Clément se délectait en faisant jaillir l’eau pour
surprendre Urian. Il fallait voir comme il faisait, pour ainsi dire, les
honneurs de la maison à mon cher jeune et rude marin ! Urian était aussi
brun qu’un fils de gitane, il se souciait peu de sa mise et résistait à tous
mes efforts pour lui faire mettre de l’ordre dans sa chevelure embroussaillée ;
mais Clément, sans avoir jamais l’air d’y faire attention, se montrait toujours
délicat et élégant quoique ses habits fussent souvent fort usés. Il portait
ordinairement une sorte de costume de chasse, qui lui laissait le cou à
découvert sur une collerette de belles dentelles anciennes. Ses longues boucles
blondes pendaient comme celles d’une jeune fille et ses cheveux étaient coupés
sur son front de façon à former une ligne droite à hauteur de ses yeux noirs.

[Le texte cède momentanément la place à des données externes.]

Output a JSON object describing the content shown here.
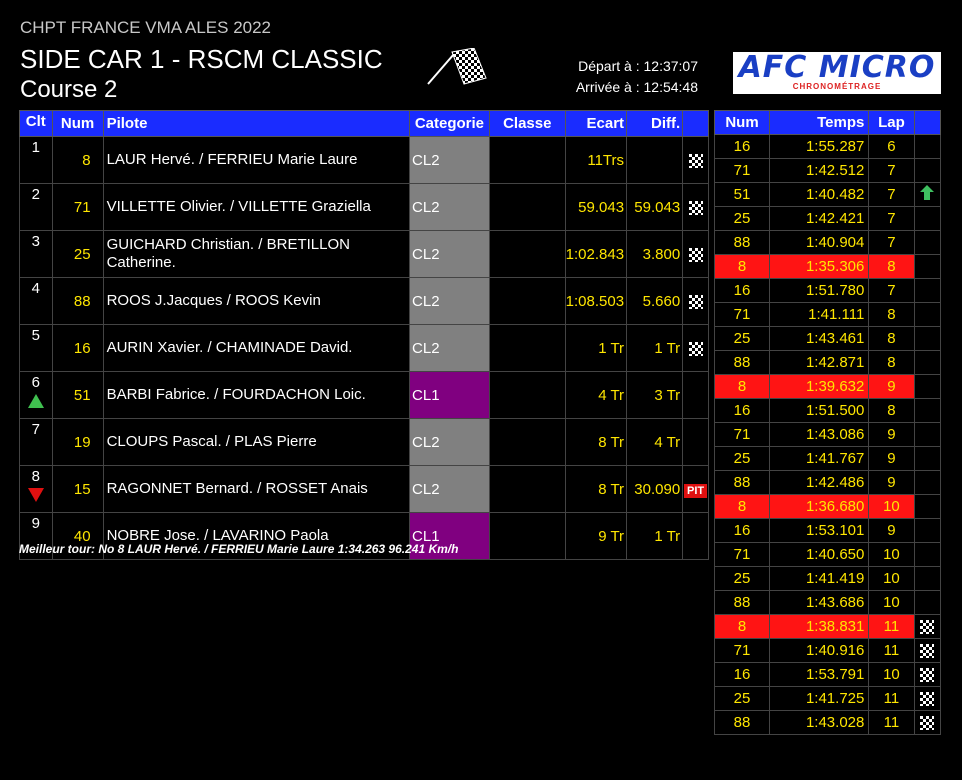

Urian apprit plus de manières et de façon d’être un gentilhomme en deux mois de
fréquentation de ce jeune garçon que je n’avais pu lui en inculquer pendant des
années avec toutes mes leçons.
Je me souviens d’un jour où tous deux étaient en
pleine conversation – ma fenêtre était ouverte, je les entendais
parfaitement. Urian défiait Clément à quelque grimpade ou escalade que Clément
refusait d’entreprendre, mais avec hésitation, comme s’il en avait envie, mais
en fut secrètement empêché. À la fin, Urian qui était vif et étourdi, le pauvre
petit, dit à Clément qu’il avait peur :
— Peur ! répliqua le jeune Français, en
se redressant, vous ne savez pas ce que vous dites. Si vous voulez être ici à
six heures du matin, au moment où il fait à peine jour, j’irai prendre ce nid
d’étourneau en haut de cette cheminée.
— Mais pourquoi pas maintenant,
Clément ? dit Urian en lui passant son bras autour du cou. Pourquoi demain
et pas tout de suite puisque nous en avons envie.

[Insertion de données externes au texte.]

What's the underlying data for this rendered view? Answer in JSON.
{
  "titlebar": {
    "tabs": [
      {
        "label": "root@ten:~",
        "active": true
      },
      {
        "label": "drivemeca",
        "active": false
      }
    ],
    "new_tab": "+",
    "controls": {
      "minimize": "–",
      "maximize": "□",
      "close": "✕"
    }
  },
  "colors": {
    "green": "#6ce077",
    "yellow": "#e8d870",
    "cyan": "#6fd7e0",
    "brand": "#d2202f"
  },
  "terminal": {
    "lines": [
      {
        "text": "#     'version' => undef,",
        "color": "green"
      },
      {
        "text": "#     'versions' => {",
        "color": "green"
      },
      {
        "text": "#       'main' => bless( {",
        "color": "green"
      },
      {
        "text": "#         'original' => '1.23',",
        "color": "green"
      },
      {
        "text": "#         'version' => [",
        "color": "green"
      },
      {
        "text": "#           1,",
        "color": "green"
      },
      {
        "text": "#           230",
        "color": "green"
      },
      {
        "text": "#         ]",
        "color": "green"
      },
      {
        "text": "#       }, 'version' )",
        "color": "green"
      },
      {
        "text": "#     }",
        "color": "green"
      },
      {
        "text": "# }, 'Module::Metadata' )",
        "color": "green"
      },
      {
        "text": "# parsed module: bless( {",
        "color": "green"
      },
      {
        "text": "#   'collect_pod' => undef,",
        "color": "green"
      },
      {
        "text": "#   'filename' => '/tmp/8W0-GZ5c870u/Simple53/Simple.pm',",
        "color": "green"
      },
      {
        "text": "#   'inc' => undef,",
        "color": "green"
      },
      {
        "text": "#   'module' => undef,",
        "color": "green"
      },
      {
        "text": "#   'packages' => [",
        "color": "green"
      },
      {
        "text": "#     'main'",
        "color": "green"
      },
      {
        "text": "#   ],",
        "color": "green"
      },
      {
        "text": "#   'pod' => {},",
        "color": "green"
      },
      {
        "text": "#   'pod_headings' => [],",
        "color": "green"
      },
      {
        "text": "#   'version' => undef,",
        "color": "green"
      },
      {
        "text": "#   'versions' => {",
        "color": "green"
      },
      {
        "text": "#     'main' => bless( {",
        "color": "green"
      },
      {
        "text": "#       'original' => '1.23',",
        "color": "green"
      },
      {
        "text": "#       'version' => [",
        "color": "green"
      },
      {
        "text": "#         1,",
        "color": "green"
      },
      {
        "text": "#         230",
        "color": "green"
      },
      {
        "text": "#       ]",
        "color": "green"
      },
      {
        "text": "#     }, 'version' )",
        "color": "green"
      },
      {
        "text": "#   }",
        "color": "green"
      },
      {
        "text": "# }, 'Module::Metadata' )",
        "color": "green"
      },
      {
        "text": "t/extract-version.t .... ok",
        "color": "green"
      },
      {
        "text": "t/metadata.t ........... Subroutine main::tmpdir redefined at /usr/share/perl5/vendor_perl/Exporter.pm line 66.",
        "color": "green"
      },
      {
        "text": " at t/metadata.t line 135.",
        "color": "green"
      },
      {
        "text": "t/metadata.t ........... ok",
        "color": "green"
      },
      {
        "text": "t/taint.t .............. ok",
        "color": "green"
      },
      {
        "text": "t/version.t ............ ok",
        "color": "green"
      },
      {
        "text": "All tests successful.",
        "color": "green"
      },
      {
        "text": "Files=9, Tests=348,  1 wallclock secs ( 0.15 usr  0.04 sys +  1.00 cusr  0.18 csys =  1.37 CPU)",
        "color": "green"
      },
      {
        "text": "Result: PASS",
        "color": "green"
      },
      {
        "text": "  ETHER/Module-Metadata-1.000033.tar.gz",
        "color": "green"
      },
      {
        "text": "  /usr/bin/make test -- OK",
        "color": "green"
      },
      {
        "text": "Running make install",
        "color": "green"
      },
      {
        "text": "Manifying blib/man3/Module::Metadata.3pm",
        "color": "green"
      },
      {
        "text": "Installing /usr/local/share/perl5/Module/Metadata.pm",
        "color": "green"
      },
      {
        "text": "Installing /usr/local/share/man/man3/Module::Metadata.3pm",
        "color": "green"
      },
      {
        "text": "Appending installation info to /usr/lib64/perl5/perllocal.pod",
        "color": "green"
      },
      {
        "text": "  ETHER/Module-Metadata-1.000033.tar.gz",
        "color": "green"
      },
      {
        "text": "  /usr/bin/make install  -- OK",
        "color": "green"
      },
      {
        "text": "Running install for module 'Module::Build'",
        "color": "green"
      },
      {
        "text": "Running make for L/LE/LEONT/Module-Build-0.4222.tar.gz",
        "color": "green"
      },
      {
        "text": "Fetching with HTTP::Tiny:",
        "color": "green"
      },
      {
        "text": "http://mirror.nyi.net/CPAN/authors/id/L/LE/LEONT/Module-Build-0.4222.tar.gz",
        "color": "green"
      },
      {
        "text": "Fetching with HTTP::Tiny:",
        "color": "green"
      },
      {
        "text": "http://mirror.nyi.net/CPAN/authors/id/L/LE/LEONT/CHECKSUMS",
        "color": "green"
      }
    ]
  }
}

— Parce que les Créquy sont pauvres et que ma
mère ne peut pas m’acheter un costume cette année et, là-haut, la pierre est
pleine d’aspérités et mettrait mes habits en lambeaux. Mais demain, de grand
matin, je pourrai y aller avec rien qu’une vieille chemise.

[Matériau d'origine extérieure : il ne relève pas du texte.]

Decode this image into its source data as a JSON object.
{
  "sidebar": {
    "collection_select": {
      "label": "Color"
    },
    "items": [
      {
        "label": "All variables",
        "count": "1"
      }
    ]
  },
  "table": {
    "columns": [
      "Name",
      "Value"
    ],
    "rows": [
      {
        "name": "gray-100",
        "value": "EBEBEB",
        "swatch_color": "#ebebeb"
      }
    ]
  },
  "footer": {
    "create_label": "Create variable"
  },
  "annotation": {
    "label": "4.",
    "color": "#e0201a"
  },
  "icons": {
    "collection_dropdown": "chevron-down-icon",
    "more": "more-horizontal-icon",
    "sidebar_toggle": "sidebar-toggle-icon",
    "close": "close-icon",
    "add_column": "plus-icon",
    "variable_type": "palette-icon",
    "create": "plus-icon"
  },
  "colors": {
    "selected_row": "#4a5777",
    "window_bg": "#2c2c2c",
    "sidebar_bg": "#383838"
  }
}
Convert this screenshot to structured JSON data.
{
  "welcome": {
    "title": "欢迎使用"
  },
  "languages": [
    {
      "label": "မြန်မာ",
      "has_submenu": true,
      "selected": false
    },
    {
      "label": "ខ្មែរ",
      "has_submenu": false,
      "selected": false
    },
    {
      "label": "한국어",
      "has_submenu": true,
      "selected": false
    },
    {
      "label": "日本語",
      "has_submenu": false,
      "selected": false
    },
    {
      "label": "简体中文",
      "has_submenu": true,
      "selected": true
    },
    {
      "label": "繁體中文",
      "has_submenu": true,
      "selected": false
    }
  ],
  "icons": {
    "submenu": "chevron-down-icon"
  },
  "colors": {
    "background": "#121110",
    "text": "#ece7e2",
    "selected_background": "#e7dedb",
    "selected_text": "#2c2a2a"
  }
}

— Mais vous allez vous déchirer les jambes.
— Ma race ne se soucie pas du mal, dit le
jeune Français, qui se dégagea des bras d’Urian et fit quelques pas en avant
d’un air à la fois fier et réservé. Il avait été choqué de s’entendre dire
qu’il avait peur, et peiné d’avoir à confesser la véritable raison qui
l’empêchait de tenter l’exploit. Mais Urian ne se laissa pas démonter. Il alla
vers Clément, lui passa de nouveau le bras autour du cou et je pus les voir de
ma fenêtre, descendant tous deux la terrasse. Urian d’abord parlait avec
ardeur, les yeux tournés avec une tendresse implorante vers Clément qui fixait
le sol, jusqu’à ce qu’à la fin, il prit la parole à son tour et, petit à petit,
finit par passer aussi son bras autour de la taille d’Urian. Tous deux
marchèrent ainsi, de long en large, dans une conversation animée mais grave,
beaucoup plus comme deux hommes que comme deux enfants.
À ce moment, de la petite chapelle qui fait le
coin du grand jardin des Missions Étrangères, parvint le son de la clochette
annonçant l’élévation. Clément tomba à genoux, les mains jointes, les yeux baissés,
tandis qu’Urian restait debout et le contemplait avec respect.